Your Job is Not Your Career

I recently was reviewing a new book Career Distinction: Stand Out By Building Your Brand, by William Arruda and Kirsten Dixson. One of the interesting insights to emerge from it is notion that we no longer have careers in the traditional sense. These days, a job is not a career as it was in the fifties and sixties. In the old sitcoms like Bewitched, where Darren went to the same job every day with no thought of career change and no worry about getting fired. And in the comic strips, Blondie’s Dagwood has been wrangling with Mister Dithers for 75 years without worrying about losing his job.

Today, there is less corporate loyalty (both by the employer and employee) and work tends to be results-driven and project-based. There is less of a sense of working toward long-term success, and more short-term, higher yield objectives. Corporations are more concerned with quarterly results and immediate stock performance these days, and as a result employment is driven by short-term objectives. (In contrast to Blondie’s Dagwood, consider the plight of Ted Forth in the Sally Forth comic strip who lost his job of many years; a more realistic storyline for the times.)

One of my NETSHARE contacts shared his experience with a large Fortune 500 company. Whenever they finished a project, they were invited to find a similar project within the organization, and if they couldn’t find a project, they would lose their job. This kind of corporate attitude is becoming increasingly prevalent as corporations struggle to boost their bottom line and increase shareholder value in an increasingly competitive market.

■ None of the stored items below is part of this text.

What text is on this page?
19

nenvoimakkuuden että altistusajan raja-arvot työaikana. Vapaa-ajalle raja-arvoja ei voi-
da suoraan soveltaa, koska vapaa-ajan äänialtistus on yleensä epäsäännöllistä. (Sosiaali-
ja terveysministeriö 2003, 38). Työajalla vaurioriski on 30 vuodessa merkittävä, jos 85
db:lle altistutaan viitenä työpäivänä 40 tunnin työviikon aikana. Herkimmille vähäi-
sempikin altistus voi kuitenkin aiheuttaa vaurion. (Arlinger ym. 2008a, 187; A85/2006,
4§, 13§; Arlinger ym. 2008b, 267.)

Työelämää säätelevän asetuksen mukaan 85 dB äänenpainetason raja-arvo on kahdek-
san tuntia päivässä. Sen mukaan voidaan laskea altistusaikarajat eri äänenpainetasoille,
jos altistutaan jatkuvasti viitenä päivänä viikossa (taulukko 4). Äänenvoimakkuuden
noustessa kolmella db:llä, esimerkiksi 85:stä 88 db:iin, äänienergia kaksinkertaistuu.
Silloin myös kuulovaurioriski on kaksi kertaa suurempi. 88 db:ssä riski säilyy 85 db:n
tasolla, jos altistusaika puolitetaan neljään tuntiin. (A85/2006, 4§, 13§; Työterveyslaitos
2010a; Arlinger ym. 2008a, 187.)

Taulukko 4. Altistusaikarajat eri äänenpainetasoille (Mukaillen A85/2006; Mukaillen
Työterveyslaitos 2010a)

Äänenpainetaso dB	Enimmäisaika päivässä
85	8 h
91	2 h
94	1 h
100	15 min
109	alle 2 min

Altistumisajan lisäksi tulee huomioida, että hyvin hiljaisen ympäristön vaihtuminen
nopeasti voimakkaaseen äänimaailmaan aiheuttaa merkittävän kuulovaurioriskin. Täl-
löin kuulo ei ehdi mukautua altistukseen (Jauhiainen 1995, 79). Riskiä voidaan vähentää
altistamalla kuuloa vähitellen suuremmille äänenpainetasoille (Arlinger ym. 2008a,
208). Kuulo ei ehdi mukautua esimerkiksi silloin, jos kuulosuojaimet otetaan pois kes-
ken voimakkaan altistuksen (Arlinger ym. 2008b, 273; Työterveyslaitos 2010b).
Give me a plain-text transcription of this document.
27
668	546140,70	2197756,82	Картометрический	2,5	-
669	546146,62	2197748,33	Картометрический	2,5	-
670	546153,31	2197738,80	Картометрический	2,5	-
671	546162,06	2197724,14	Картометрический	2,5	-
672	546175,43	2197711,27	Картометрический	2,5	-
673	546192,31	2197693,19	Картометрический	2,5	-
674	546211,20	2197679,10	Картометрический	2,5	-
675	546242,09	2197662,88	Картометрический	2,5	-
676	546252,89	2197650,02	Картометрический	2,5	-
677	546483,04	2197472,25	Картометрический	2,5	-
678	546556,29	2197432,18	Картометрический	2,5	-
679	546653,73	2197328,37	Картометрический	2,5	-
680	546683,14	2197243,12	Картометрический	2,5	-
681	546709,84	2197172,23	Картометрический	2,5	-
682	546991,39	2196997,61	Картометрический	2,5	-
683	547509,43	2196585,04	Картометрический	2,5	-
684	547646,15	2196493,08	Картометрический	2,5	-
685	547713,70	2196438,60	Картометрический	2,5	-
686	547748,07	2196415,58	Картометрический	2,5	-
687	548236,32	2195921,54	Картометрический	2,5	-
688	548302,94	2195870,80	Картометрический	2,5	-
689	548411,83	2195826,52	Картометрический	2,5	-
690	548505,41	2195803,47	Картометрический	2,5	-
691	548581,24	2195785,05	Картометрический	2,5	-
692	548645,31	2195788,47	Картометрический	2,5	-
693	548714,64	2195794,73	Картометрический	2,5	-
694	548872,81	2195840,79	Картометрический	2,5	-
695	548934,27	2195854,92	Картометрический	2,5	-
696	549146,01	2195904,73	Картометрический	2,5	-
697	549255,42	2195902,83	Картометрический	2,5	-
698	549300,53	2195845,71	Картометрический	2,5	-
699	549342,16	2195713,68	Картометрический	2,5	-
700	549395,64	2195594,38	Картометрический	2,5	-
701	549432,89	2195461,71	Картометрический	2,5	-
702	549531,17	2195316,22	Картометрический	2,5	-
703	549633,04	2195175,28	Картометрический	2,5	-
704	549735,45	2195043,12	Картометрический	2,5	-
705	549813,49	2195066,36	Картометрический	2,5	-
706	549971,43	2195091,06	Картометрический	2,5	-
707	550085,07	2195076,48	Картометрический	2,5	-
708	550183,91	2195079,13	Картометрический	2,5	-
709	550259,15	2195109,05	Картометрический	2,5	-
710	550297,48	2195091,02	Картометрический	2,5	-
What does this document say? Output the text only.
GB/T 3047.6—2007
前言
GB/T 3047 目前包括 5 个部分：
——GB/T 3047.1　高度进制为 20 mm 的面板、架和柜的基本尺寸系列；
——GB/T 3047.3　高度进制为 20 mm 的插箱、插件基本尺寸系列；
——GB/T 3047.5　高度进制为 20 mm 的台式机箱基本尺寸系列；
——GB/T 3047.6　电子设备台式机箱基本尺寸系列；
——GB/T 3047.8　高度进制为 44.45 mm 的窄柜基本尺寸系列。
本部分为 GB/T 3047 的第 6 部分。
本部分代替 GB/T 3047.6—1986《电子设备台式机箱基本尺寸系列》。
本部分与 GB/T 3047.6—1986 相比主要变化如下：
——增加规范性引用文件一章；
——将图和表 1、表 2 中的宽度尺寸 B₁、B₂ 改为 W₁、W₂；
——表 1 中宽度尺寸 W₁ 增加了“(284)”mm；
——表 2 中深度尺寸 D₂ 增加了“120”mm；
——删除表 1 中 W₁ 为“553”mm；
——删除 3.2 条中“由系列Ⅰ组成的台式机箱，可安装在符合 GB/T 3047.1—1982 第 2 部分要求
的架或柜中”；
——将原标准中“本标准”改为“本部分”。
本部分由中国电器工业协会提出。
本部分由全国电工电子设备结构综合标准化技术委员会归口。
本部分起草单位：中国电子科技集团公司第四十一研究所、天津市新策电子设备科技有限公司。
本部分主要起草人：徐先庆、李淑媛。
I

In a recent Ask the Coach session with Kim Batson and Deb Dib, for example, one of the callers said that he was taking a more aggressive approach to building his personal brand through networking and blogging after being laid off for the second time in four years – clearly he understands that no job is permanent and keeping your network intact is becoming increasingly important.

So what does that mean for executives. Be nimble! Be connected! Be ready! Be visible! Increase your online profile through social networking and blogging, and be prepared because the ax may fall when you least expect it.